De weg van de minste weerstand is de deugdelijke weg en wie die weg bewandelt kan rekenen op goedkeurende knikjes van medelijdenden, nog sterker: het op de voorgrond zetten van de eigen kwetsbaarheid en gedweeheid boezemt ontzag in. Zo is het “moedig” of “dapper” om te schermen met klein of groot lijden en deinst men er niet voor terug om psychisch of fysiek leed uit heden of verleden als prijzenswaardige karakter-elementen in het sociale verkeer te gebruiken, vaak als pressiemiddel. Het slachtofferdenken presenteert het gebrek als overvloed, de ziekte als gezondheid, en de kwetsuur als heelheid. Ze draait het hele menselijke psychologische schema om totdat melancholie vreugde vervangt en krachteloosheid als te verkiezen levensinstelling naar voren komt. Ze viert met andere woorden de passiviteit, en wie de moed heeft, en die is zeker nodig, om bijvoorbeeld de millenialcultuur of de door TikTok aangevreten gelederen der Generation Z te bezien, weet precies naar welke naargeestigheid wij hier verwijzen.

Zo is het nu eenmaal

Men lijkt vandaag de dag een bepaalde gezonde en charmante hardheid te ontberen. En dan bedoelen wij niet een sadomasochistische of een door machismo getekende relatie tot wereld, maar simpelweg een nuchtere weerbaarheid die voor een vroeger menstype wellicht vanzelfsprekend was en tot de fundamentele elementen van zijn psychologische huishouding behoorde. Niet dat een dergelijke type niet leed of op gezette tijden overweldigd werd, integendeel, maar hij was wel in staat tot het zetten van een zelfreinigende stap voorwaarts te midden van het wereldgewoel, en kon bovendien makkelijker zijn schouders ophalen en zeggen “zo is het nu eenmaal”. Voor de mens van het heden lijkt een dergelijke stap niet mogelijk, of zoals Nietzsche ooit schreef:

Men kan zich nergens van losmaken, met niets in het reine komen, niets afstoten, – alles doet pijn. Mens en ding komen te dichtbij, de ervaringen treffen te diep, de herinnering is een etterend wond.[ii]
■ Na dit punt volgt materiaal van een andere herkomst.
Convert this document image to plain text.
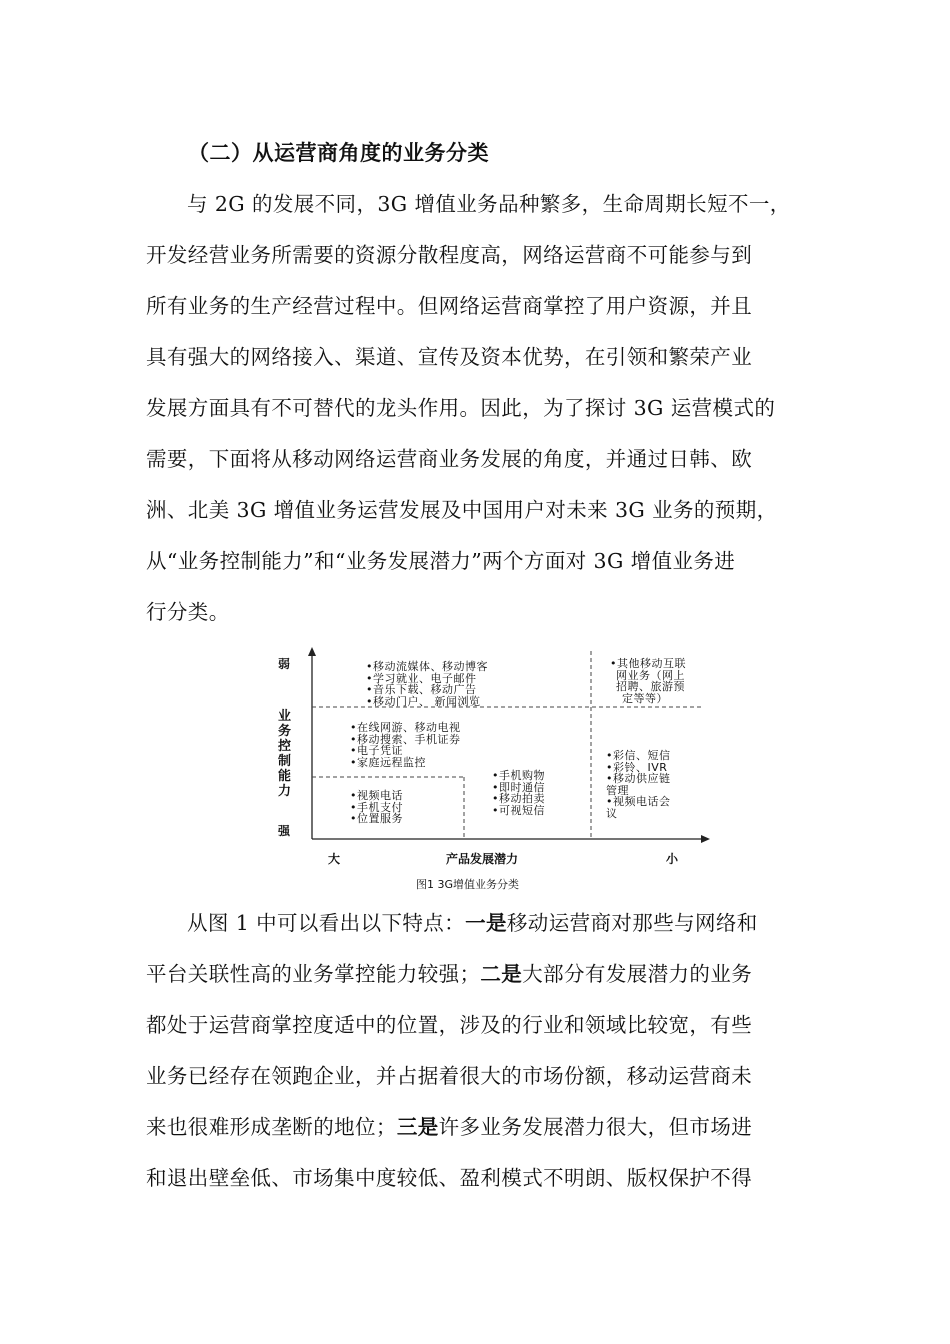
（二）从运营商角度的业务分类

与 2G 的发展不同，3G 增值业务品种繁多，生命周期长短不一，

开发经营业务所需要的资源分散程度高，网络运营商不可能参与到

所有业务的生产经营过程中。但网络运营商掌控了用户资源，并且

具有强大的网络接入、渠道、宣传及资本优势，在引领和繁荣产业

发展方面具有不可替代的龙头作用。因此，为了探讨 3G 运营模式的

需要，下面将从移动网络运营商业务发展的角度，并通过日韩、欧

洲、北美 3G 增值业务运营发展及中国用户对未来 3G 业务的预期，

从“业务控制能力”和“业务发展潜力”两个方面对 3G 增值业务进

行分类。

弱
业
务
控
制
能
力
强
大	产品发展潜力	小
•移动流媒体、移动博客
•学习就业、电子邮件
•音乐下载、移动广告
•移动门户、 新闻浏览
•其他移动互联
网业务（网上
招聘、旅游预
定等等）
•在线网游、移动电视
•移动搜索、手机证券
•电子凭证
•家庭远程监控
•手机购物
•即时通信
•移动拍卖
•可视短信
•视频电话
•手机支付
•位置服务
•彩信、短信
•彩铃、IVR
•移动供应链
管理
•视频电话会
议
图1 3G增值业务分类

从图 1 中可以看出以下特点：一是移动运营商对那些与网络和

平台关联性高的业务掌控能力较强；二是大部分有发展潜力的业务

都处于运营商掌控度适中的位置，涉及的行业和领域比较宽，有些

业务已经存在领跑企业，并占据着很大的市场份额，移动运营商未

来也很难形成垄断的地位；三是许多业务发展潜力很大，但市场进

和退出壁垒低、市场集中度较低、盈利模式不明朗、版权保护不得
Het is ons vooralsnog een raadsel waarom het slachtofferschap in korte tijd de norm geworden is. Hoe heeft deze allerminst te benijden psychologische conditie wortel kunnen schieten in de bredere maatschappelijke lagen van onze cultuur? En waarom lijken we collectief zwakte te verkiezen boven vitaliteit?  Is het niet pervers – in de letterlijke zin des woords – dat een mens zijn bestaan vormgeeft aan de hand van hetgeen dat hem ondermijnt of in het verleden ondermijnd heeft? Kortom: hoe begrijpen wij de alomtegenwoordige melancholische krachtenloosheid die onze tijd tot in zijn vezels kenschetst?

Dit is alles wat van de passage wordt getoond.